As the number of wildfires continues to grow across Canada, public officials are warning that raging infernos and smoke could be a problem “all summer”.

Three new fires ignited on Monday bringing the total to 447 active blazes, with almost half burning out of control. Nearly 19,000 square miles have burned across Canada this year so far.

Tens of thousands of people have been evacuated from their homes including large numbers in Quebec, Alberta and British Columbia. Hundreds of firefighters have arrived from countries like Australia, New Zealand, the US, South Africa, Chile, Costa Rica and France to assist the exhausted Canadian crews.

Francois Bonnardel, Minister of Public Security in Quebec, said that a number of towns in the province remained at risk.

“This is a first in the history of Quebec to fight so many fires, to evacuate so many people,” he told NDTV this weekend. “We are going to have a fight that we think will last all summer.”

The scale and ferocity of the fires means that smoke-filled skies will also likely remain a threat in the coming months for parts of Canada and the northern US.

New York City was experiencing a “moderate” amount of air pollution on Monday, according to federal monitor AirNow.gov, which recommended that people who are “unusually sensitive” to particle pollution reduce their time outdoors.

Last Wednesday, New York was enshrouded in an apocalyptic orange haze as thick smoke billowed south from the fires and caused “hazardous” air pollution.
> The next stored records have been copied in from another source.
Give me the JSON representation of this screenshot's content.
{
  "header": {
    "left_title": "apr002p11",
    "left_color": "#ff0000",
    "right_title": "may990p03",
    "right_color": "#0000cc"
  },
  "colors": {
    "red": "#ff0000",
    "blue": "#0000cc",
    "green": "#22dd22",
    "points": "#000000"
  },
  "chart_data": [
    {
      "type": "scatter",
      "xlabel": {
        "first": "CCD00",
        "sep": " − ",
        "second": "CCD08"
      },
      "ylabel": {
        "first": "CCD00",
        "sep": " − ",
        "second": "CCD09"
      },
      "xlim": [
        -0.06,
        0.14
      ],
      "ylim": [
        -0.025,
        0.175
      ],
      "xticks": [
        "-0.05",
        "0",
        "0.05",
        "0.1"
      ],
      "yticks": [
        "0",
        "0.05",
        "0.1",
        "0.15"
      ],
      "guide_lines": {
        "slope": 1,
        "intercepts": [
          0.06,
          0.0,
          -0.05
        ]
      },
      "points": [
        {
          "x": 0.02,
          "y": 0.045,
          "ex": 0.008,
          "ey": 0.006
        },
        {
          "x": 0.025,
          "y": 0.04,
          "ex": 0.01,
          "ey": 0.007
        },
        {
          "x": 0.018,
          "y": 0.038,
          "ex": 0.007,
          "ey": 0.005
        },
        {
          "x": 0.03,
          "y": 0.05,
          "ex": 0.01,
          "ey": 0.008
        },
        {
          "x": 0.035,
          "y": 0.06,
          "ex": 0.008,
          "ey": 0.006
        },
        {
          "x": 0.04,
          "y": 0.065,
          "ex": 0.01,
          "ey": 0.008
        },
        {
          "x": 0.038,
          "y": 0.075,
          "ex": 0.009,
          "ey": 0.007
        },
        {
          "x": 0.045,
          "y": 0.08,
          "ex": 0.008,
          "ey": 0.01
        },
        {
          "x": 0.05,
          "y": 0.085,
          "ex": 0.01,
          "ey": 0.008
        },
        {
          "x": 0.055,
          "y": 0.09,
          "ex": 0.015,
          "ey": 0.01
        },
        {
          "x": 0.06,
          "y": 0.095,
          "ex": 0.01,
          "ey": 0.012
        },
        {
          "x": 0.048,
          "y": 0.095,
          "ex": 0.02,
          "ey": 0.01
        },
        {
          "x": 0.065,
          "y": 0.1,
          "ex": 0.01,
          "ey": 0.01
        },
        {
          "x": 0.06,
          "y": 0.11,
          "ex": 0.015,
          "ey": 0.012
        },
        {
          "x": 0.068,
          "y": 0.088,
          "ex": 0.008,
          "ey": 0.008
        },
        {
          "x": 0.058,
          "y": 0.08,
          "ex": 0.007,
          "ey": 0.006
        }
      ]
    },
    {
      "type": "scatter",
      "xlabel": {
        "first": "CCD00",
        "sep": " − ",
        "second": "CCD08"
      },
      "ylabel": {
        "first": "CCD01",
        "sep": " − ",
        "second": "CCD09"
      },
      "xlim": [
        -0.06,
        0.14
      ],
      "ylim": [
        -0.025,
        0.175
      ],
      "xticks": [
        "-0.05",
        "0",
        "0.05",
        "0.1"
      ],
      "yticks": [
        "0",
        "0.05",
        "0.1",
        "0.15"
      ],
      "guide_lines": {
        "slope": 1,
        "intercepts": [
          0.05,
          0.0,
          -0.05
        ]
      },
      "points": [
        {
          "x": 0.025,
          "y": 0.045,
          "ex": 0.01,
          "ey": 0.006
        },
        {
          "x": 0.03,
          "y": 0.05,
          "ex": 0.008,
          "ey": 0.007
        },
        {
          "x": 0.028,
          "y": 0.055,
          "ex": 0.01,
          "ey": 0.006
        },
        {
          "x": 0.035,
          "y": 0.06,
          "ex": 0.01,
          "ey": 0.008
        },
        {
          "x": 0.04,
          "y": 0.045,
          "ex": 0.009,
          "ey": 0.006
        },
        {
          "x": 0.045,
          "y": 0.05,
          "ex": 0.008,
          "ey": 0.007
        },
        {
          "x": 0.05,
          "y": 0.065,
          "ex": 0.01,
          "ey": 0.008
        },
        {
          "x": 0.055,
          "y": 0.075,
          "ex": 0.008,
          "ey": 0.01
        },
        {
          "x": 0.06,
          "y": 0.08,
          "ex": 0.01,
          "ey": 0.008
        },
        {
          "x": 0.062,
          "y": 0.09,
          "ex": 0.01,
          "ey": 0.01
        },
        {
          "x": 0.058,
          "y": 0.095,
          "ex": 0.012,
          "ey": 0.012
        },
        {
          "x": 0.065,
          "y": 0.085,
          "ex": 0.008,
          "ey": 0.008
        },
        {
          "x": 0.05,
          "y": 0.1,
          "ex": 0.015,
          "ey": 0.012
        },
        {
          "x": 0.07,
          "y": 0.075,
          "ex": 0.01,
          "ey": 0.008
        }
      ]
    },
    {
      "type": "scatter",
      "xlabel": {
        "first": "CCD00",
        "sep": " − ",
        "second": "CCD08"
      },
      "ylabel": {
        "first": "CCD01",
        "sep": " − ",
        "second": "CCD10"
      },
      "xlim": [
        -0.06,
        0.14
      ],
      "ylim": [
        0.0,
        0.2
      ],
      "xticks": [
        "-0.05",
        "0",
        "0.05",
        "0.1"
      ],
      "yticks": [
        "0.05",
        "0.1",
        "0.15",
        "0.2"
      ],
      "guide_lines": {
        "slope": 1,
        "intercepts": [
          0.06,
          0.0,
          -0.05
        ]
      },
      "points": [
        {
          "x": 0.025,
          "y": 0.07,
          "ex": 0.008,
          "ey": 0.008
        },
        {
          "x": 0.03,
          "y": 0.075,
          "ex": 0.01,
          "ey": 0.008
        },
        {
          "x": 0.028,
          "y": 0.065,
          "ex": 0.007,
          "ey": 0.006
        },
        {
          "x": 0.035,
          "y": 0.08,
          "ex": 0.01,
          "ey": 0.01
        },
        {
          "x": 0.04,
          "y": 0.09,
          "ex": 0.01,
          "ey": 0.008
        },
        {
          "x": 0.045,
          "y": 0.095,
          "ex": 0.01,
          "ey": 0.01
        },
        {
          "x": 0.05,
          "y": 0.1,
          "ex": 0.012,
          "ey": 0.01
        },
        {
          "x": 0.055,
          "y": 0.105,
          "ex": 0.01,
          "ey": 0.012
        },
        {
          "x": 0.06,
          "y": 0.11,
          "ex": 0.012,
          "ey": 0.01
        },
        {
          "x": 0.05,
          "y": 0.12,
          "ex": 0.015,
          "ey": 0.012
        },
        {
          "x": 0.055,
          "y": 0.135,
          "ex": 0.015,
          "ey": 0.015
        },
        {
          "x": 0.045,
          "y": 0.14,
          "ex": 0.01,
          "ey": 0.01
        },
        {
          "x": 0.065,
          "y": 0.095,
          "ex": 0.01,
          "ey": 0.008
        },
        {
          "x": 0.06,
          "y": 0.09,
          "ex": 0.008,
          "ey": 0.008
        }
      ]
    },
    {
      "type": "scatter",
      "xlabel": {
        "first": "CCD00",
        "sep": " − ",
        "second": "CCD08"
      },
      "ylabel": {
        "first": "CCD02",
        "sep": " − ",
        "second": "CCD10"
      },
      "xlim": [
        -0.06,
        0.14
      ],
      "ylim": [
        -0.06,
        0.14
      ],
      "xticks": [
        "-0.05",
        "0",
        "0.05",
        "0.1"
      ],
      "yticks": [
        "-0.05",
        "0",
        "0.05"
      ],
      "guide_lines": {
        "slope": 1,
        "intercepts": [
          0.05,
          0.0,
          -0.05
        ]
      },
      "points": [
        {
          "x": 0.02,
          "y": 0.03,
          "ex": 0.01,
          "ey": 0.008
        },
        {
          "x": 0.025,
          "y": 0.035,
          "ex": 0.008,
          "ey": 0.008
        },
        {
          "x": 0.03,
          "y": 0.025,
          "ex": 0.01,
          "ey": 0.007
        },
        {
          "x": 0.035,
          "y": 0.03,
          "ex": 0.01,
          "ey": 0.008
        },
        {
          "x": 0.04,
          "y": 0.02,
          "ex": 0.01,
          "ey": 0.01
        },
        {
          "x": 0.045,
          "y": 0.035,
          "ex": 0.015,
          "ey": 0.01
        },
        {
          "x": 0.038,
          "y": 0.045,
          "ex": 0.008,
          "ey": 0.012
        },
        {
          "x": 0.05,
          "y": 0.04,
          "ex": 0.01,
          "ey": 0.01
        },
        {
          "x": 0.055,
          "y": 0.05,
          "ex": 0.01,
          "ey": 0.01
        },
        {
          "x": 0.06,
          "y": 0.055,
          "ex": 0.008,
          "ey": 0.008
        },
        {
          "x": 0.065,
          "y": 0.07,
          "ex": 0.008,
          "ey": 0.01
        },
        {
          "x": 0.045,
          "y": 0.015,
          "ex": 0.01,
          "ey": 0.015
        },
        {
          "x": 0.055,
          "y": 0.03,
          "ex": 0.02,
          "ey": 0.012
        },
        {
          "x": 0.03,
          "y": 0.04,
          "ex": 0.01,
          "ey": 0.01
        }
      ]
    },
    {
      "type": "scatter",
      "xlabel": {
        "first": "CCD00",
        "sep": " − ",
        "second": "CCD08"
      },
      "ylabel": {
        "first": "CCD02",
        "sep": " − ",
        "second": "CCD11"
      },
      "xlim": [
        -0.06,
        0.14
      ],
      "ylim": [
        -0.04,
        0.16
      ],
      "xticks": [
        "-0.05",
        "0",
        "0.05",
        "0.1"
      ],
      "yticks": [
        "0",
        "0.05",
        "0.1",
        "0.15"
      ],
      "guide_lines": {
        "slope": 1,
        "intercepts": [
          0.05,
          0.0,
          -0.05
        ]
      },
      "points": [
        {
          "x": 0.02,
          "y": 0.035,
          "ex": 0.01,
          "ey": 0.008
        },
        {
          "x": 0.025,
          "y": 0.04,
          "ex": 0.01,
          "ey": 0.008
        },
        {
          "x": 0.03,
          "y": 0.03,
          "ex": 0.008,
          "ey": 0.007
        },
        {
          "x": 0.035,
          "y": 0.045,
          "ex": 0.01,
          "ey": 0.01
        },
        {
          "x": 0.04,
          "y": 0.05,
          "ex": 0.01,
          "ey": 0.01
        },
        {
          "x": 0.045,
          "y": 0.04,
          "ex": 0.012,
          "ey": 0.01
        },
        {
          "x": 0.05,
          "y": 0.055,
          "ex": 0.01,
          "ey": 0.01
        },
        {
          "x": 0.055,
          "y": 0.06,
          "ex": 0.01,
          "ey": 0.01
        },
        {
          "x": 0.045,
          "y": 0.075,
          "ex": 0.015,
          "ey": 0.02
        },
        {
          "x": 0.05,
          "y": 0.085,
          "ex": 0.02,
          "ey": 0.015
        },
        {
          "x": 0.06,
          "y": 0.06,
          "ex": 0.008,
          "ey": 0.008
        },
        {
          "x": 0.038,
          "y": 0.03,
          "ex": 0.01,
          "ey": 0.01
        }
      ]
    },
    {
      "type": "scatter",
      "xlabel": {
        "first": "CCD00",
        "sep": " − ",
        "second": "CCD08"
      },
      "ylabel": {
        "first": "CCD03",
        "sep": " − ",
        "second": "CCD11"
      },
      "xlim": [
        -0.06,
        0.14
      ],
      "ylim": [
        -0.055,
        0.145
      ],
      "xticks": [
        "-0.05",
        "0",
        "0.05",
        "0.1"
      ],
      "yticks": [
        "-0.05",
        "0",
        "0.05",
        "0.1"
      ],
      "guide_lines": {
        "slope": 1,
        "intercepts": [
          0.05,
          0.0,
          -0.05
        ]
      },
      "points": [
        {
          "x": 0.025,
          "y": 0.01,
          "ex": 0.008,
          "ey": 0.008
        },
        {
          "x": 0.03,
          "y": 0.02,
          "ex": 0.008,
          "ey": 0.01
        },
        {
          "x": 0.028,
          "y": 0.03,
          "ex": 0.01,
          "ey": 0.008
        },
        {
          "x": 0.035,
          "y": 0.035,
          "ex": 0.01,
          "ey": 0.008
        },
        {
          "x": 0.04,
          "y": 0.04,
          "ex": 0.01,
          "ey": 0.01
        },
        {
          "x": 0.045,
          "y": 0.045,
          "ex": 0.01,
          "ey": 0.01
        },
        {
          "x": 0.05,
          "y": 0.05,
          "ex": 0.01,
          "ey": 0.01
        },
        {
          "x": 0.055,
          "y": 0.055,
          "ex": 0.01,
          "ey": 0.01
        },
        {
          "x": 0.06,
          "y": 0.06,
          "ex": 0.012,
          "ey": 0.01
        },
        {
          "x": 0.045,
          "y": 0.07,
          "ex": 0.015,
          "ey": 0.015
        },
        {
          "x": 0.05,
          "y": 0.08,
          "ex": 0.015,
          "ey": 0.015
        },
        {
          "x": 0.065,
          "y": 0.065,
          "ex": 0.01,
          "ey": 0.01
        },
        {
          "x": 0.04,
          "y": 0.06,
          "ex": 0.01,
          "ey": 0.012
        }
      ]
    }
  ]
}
The Big Apple was not alone – tens of millions of people across the Northeast and Midwest received air quality alerts which advised them to stay inside and wear masks outdoors to prevent smoke inhalation.

Schools halted gym classes and field trips, flights were delayed and a number of major events including baseball games, horse-racing, Broadway shows and Pride celebrations were cancelled or postponed before the stalled low-pressure system which channelled the smoke broke on Saturday.

Natural Resources Canada has warned that there is potential for “continued higher-than-normal fire activity across most of the country” until the season ends in October due to severe drought and increased temperatures.

Wildfire risk will increase throughout this month from British Columbia all the way east to the Atlantic coast.

“During July, wildfire potential is expected to expand into Yukon, although the eastern edge will recede from western Quebec into central Ontario,” the agency added.

Global temperature rise, caused by emissions from burning fossil fuels, is leading to more large, erratic wildfires around the world. It’s a vicious circle: emissions pumped into the atmosphere by fires add to global heating, further drying out the land and vegetation, and making it more susceptible to catching fire.